"From all your idols will I cleanse you." - Ezekiel 36:25
When there are no crosses, temptations, or trials, a man is sure to go out after and cleave to idols. It matters not what experience he has had. If once he ceases to be plagued and tried, he will be setting up his household gods in the secret chambers of his heart. Profit or pleasure, self-indulgence or self-gratification, will surely, in one form or another, engross his thoughts, and steal away his heart. Nor is there anything too trifling or insignificant to become an idol. Whatever is meditated on preferably to God—whatever is desired more than He—whatever more interests us, pleases us, occupies our waking hours, or is more constantly in our mind— becomes an idol, and a source of sin. It is not the magnitude of the idol, but its existence as an object of worship—that constitutes idolatry. I have seen some 'Burmese idols' not much larger than my hand—and I have seen some 'Egyptian idols' weighing many tons. But both were equally idols—and the comparative size had nothing to do with the question.

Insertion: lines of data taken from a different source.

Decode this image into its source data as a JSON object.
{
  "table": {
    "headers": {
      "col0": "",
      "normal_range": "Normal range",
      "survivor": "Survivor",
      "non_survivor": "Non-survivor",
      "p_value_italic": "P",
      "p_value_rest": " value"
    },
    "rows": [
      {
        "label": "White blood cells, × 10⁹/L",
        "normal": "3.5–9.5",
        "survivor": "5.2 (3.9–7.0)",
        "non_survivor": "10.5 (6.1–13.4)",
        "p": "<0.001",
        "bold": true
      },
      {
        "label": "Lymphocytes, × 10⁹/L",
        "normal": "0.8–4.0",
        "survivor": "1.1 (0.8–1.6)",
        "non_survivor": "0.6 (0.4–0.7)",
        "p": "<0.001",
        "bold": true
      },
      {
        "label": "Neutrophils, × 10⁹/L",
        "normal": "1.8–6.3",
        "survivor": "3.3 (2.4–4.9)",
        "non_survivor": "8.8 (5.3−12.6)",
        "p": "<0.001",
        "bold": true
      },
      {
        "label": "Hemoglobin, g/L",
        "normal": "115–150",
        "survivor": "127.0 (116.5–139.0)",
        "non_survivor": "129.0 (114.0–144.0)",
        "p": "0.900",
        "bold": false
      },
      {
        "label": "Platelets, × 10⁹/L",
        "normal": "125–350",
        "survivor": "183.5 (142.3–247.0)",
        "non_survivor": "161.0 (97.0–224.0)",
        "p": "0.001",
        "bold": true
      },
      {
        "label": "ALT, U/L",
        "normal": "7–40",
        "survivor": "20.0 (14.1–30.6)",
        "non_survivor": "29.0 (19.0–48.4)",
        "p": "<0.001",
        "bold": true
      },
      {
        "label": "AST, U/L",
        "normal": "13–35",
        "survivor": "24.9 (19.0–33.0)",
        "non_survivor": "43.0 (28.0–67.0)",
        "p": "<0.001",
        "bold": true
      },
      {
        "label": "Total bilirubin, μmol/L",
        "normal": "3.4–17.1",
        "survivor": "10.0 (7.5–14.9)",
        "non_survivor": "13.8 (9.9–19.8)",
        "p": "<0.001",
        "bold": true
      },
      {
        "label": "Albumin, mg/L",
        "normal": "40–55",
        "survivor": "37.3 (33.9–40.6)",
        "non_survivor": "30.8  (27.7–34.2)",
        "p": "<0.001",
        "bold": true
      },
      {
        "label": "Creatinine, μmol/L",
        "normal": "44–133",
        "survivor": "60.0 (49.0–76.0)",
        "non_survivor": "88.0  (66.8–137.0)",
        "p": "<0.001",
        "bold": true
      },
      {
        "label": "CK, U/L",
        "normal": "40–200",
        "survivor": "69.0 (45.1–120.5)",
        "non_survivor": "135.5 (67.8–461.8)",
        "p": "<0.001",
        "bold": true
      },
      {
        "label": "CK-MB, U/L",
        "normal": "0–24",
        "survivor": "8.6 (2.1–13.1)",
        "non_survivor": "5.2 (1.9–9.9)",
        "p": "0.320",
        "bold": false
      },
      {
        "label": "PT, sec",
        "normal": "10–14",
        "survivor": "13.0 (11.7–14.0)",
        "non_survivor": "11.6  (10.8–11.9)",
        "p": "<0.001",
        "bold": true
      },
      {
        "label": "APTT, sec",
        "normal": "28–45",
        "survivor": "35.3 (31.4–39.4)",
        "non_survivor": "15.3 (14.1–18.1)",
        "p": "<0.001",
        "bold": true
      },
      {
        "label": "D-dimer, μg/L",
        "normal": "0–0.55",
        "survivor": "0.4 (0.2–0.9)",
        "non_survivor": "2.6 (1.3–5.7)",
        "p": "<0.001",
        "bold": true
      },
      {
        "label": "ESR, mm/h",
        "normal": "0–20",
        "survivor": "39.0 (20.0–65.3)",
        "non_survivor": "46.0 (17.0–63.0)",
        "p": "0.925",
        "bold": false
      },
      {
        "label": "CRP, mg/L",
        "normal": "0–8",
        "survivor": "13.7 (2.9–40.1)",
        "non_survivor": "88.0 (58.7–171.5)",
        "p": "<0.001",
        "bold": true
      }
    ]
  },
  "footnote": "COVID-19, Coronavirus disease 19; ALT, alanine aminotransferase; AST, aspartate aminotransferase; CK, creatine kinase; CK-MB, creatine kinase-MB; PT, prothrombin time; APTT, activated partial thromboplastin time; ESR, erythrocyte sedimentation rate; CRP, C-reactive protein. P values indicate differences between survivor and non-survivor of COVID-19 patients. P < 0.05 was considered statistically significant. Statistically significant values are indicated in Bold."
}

So spiritually, an idol is not to be measured by its size, or its relative importance or non-importance. A flower may be as much an idol to one man, as a chest full of gold to another. If you watch your heart, you will see idols rising and setting all day long, nearly as thickly as the stars by night. But God sends trials, difficulties, temptations, besetments, losses, afflictions, to pull down these idols—or rather to pull away our hearts from them. These difficulties pull us out of fleshly ease—make us cry for mercy— pull down all rotten props—hunt us out of false refuges—and strip us of vain hopes and delusive expectations.